I recently represented an employee of the Internal Revenue Service (“IRS”) in a very interesting case involving this issue. Our client had been working with the IRS since 2005 and was considered an exemplary employee but had recently received notice from OPM that he was no longer eligible to continue his federal employment due to his failure to register with the Selective Service. Before retaining counsel, the client had already unsuccessfully appealed his case to OPM.
Our client’s circumstances were compelling, but very similar to the fact patterns of other cases where the OPM had found the failure to register “willful or knowing.” Very briefly, the client was born in the States but moved with his family to Africa when he was 3 years of age. When he was 22, our client returned to the United States, but did not register with the Selective Service because he was not aware there was any requirement to do so. In fact, our client did not learn of this requirement until he was 27 — by which time it was too late to register. It is not entirely clear how our client was able to obtain federal employment and retain his position for years before the government began taking official steps to terminate his federal employment.
I contacted OPM and advised them of our intent to appeal their decision.
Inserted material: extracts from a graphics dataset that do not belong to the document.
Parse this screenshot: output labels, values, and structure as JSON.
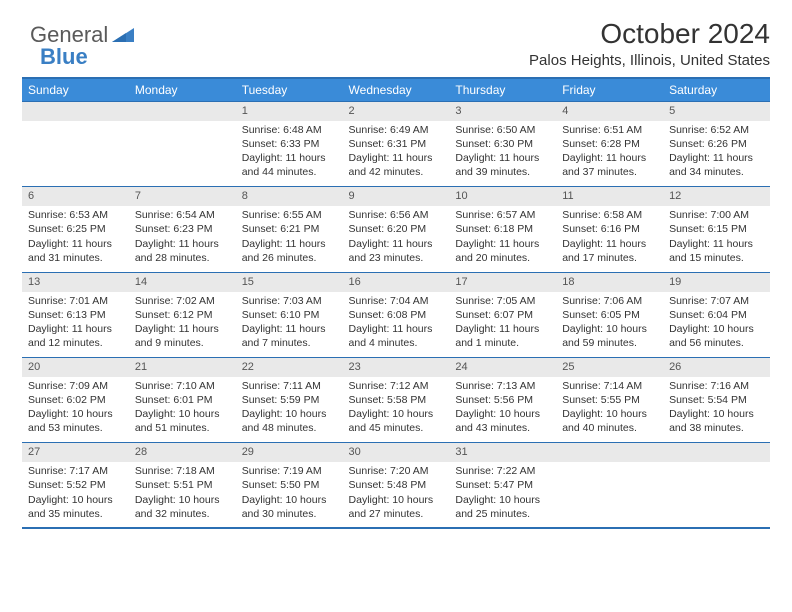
{
  "logo": {
    "word1": "General",
    "word2": "Blue",
    "accent": "#3a7fc4",
    "text_color": "#5a5a5a"
  },
  "header": {
    "title": "October 2024",
    "location": "Palos Heights, Illinois, United States"
  },
  "style": {
    "header_bg": "#3a8bd8",
    "header_text": "#ffffff",
    "border_color": "#2b6fb3",
    "daynum_bg": "#e9e9e9",
    "body_text": "#333333",
    "font_family": "Arial",
    "cell_fontsize": 10.5,
    "header_fontsize": 12,
    "title_fontsize": 28,
    "location_fontsize": 15
  },
  "days_of_week": [
    "Sunday",
    "Monday",
    "Tuesday",
    "Wednesday",
    "Thursday",
    "Friday",
    "Saturday"
  ],
  "weeks": [
    [
      null,
      null,
      {
        "n": "1",
        "sunrise": "6:48 AM",
        "sunset": "6:33 PM",
        "day": "11 hours and 44 minutes."
      },
      {
        "n": "2",
        "sunrise": "6:49 AM",
        "sunset": "6:31 PM",
        "day": "11 hours and 42 minutes."
      },
      {
        "n": "3",
        "sunrise": "6:50 AM",
        "sunset": "6:30 PM",
        "day": "11 hours and 39 minutes."
      },
      {
        "n": "4",
        "sunrise": "6:51 AM",
        "sunset": "6:28 PM",
        "day": "11 hours and 37 minutes."
      },
      {
        "n": "5",
        "sunrise": "6:52 AM",
        "sunset": "6:26 PM",
        "day": "11 hours and 34 minutes."
      }
    ],
    [
      {
        "n": "6",
        "sunrise": "6:53 AM",
        "sunset": "6:25 PM",
        "day": "11 hours and 31 minutes."
      },
      {
        "n": "7",
        "sunrise": "6:54 AM",
        "sunset": "6:23 PM",
        "day": "11 hours and 28 minutes."
      },
      {
        "n": "8",
        "sunrise": "6:55 AM",
        "sunset": "6:21 PM",
        "day": "11 hours and 26 minutes."
      },
      {
        "n": "9",
        "sunrise": "6:56 AM",
        "sunset": "6:20 PM",
        "day": "11 hours and 23 minutes."
      },
      {
        "n": "10",
        "sunrise": "6:57 AM",
        "sunset": "6:18 PM",
        "day": "11 hours and 20 minutes."
      },
      {
        "n": "11",
        "sunrise": "6:58 AM",
        "sunset": "6:16 PM",
        "day": "11 hours and 17 minutes."
      },
      {
        "n": "12",
        "sunrise": "7:00 AM",
        "sunset": "6:15 PM",
        "day": "11 hours and 15 minutes."
      }
    ],
    [
      {
        "n": "13",
        "sunrise": "7:01 AM",
        "sunset": "6:13 PM",
        "day": "11 hours and 12 minutes."
      },
      {
        "n": "14",
        "sunrise": "7:02 AM",
        "sunset": "6:12 PM",
        "day": "11 hours and 9 minutes."
      },
      {
        "n": "15",
        "sunrise": "7:03 AM",
        "sunset": "6:10 PM",
        "day": "11 hours and 7 minutes."
      },
      {
        "n": "16",
        "sunrise": "7:04 AM",
        "sunset": "6:08 PM",
        "day": "11 hours and 4 minutes."
      },
      {
        "n": "17",
        "sunrise": "7:05 AM",
        "sunset": "6:07 PM",
        "day": "11 hours and 1 minute."
      },
      {
        "n": "18",
        "sunrise": "7:06 AM",
        "sunset": "6:05 PM",
        "day": "10 hours and 59 minutes."
      },
      {
        "n": "19",
        "sunrise": "7:07 AM",
        "sunset": "6:04 PM",
        "day": "10 hours and 56 minutes."
      }
    ],
    [
      {
        "n": "20",
        "sunrise": "7:09 AM",
        "sunset": "6:02 PM",
        "day": "10 hours and 53 minutes."
      },
      {
        "n": "21",
        "sunrise": "7:10 AM",
        "sunset": "6:01 PM",
        "day": "10 hours and 51 minutes."
      },
      {
        "n": "22",
        "sunrise": "7:11 AM",
        "sunset": "5:59 PM",
        "day": "10 hours and 48 minutes."
      },
      {
        "n": "23",
        "sunrise": "7:12 AM",
        "sunset": "5:58 PM",
        "day": "10 hours and 45 minutes."
      },
      {
        "n": "24",
        "sunrise": "7:13 AM",
        "sunset": "5:56 PM",
        "day": "10 hours and 43 minutes."
      },
      {
        "n": "25",
        "sunrise": "7:14 AM",
        "sunset": "5:55 PM",
        "day": "10 hours and 40 minutes."
      },
      {
        "n": "26",
        "sunrise": "7:16 AM",
        "sunset": "5:54 PM",
        "day": "10 hours and 38 minutes."
      }
    ],
    [
      {
        "n": "27",
        "sunrise": "7:17 AM",
        "sunset": "5:52 PM",
        "day": "10 hours and 35 minutes."
      },
      {
        "n": "28",
        "sunrise": "7:18 AM",
        "sunset": "5:51 PM",
        "day": "10 hours and 32 minutes."
      },
      {
        "n": "29",
        "sunrise": "7:19 AM",
        "sunset": "5:50 PM",
        "day": "10 hours and 30 minutes."
      },
      {
        "n": "30",
        "sunrise": "7:20 AM",
        "sunset": "5:48 PM",
        "day": "10 hours and 27 minutes."
      },
      {
        "n": "31",
        "sunrise": "7:22 AM",
        "sunset": "5:47 PM",
        "day": "10 hours and 25 minutes."
      },
      null,
      null
    ]
  ]
}
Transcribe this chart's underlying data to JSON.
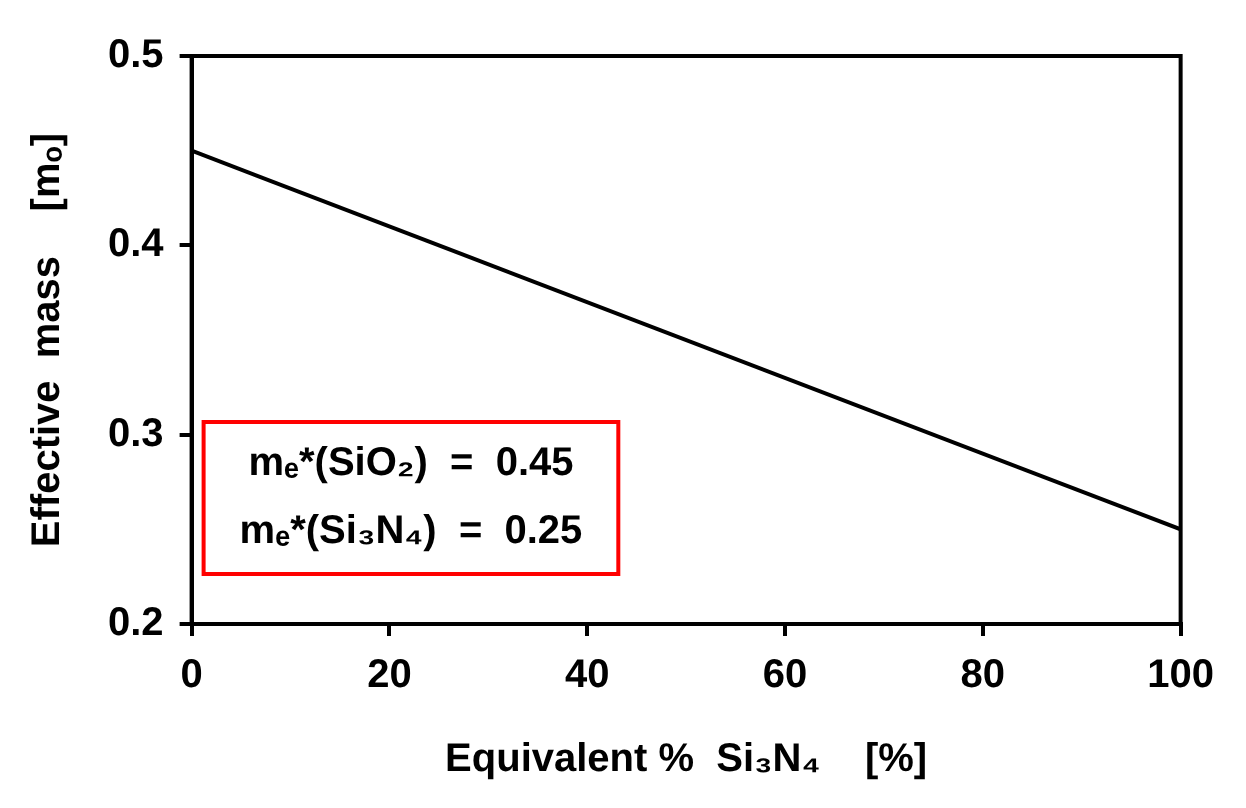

I was almost immediately contacted by an OPM attorney who was extremely professional and secured an agreement from her superiors at OPM to allow my client to retain his position with the IRS pending adjudication of our appeal. During the course of the appeal, we submitted detailed information to OPM, including affidavits, demonstrating that our client did not become aware of the requirement to register with the Selective Service until he was 27 years of age and too old to register.
Several days ago, I received a letter from the Director of OPM advising me that we had presented sufficient evidence to convince him that our client’s failure to register was not “willful or knowing” and that he was therefore entitled to keep his job with the IRS. Needless to say, everyone involved with this case was extremely pleased with the outcome.
Does this case signal a shift in OPM’s philosophy? Only time will tell.